There is something...she doesn't have words for this something. A feeling in her chest, fuzzy and unfamiliar, as Shadowheart passes the wine and Karlach drops down on to the ground beside her, already excitedly talking about fighting an Arabani man-at-arms and peppering Balalafay with questions about them. Lae'zel finishes braiding Lala's hair back out of her face and flicks her ear again.

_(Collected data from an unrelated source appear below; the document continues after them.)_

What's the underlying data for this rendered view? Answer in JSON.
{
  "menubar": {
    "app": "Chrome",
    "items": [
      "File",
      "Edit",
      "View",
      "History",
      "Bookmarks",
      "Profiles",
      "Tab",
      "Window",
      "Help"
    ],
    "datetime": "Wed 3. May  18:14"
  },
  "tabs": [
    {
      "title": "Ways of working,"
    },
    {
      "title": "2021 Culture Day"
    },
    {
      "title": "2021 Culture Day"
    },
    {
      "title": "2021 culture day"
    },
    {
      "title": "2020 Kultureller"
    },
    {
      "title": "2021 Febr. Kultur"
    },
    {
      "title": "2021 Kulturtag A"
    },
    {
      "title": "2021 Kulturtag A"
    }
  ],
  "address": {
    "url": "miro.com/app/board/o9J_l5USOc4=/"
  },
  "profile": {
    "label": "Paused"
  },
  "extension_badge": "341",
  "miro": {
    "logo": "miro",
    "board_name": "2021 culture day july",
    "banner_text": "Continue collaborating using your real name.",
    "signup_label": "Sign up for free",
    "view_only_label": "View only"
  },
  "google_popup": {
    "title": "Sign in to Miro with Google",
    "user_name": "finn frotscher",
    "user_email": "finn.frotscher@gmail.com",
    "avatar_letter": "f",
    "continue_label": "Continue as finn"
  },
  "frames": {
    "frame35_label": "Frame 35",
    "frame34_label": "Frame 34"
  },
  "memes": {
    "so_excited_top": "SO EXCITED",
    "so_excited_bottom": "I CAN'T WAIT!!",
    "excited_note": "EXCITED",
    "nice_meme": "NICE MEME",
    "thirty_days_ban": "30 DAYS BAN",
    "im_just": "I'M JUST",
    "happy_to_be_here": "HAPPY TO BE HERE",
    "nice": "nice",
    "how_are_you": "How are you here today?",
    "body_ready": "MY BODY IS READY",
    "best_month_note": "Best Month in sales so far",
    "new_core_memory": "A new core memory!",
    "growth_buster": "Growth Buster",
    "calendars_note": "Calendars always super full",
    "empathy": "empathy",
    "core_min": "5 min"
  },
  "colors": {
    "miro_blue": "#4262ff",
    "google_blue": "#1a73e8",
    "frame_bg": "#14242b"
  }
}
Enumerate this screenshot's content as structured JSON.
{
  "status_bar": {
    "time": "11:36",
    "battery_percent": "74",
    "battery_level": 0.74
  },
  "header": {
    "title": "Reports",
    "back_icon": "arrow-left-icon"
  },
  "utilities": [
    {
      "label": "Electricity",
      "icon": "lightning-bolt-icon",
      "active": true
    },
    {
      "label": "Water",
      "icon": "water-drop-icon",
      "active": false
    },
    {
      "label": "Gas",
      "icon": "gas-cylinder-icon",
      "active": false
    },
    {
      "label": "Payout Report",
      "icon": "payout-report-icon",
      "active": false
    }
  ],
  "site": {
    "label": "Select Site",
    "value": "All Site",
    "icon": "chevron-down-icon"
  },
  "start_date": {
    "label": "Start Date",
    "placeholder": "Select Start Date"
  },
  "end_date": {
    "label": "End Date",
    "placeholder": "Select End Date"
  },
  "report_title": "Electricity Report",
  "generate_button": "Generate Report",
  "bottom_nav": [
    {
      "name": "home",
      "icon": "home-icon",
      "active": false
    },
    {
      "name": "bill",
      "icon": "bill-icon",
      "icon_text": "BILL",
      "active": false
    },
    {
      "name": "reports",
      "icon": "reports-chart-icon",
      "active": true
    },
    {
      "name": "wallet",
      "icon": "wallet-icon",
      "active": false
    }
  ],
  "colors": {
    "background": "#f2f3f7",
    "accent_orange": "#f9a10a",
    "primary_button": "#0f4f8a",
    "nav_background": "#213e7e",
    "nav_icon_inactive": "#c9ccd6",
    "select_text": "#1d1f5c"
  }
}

"You died honorably in a duel against an older, more experienced foe, and you took her with you. Call yourself an embarrassment less. I will take the ear with me next time."
"Why, Lae'zel, if I didn't know better I'd think you were starting to care about us." Shadowheart grins at the hiss she gets in response.
"Yes, and I will treat your skin with great care when I wear it as shoes."

She lets herself relax a little. Enjoy the celebratory air around the campfire. But this is not done. She feels red eyes on her keenly, no matter how he tries to pretend he's not watching.

She still needs to talk to Astarion one-on-one.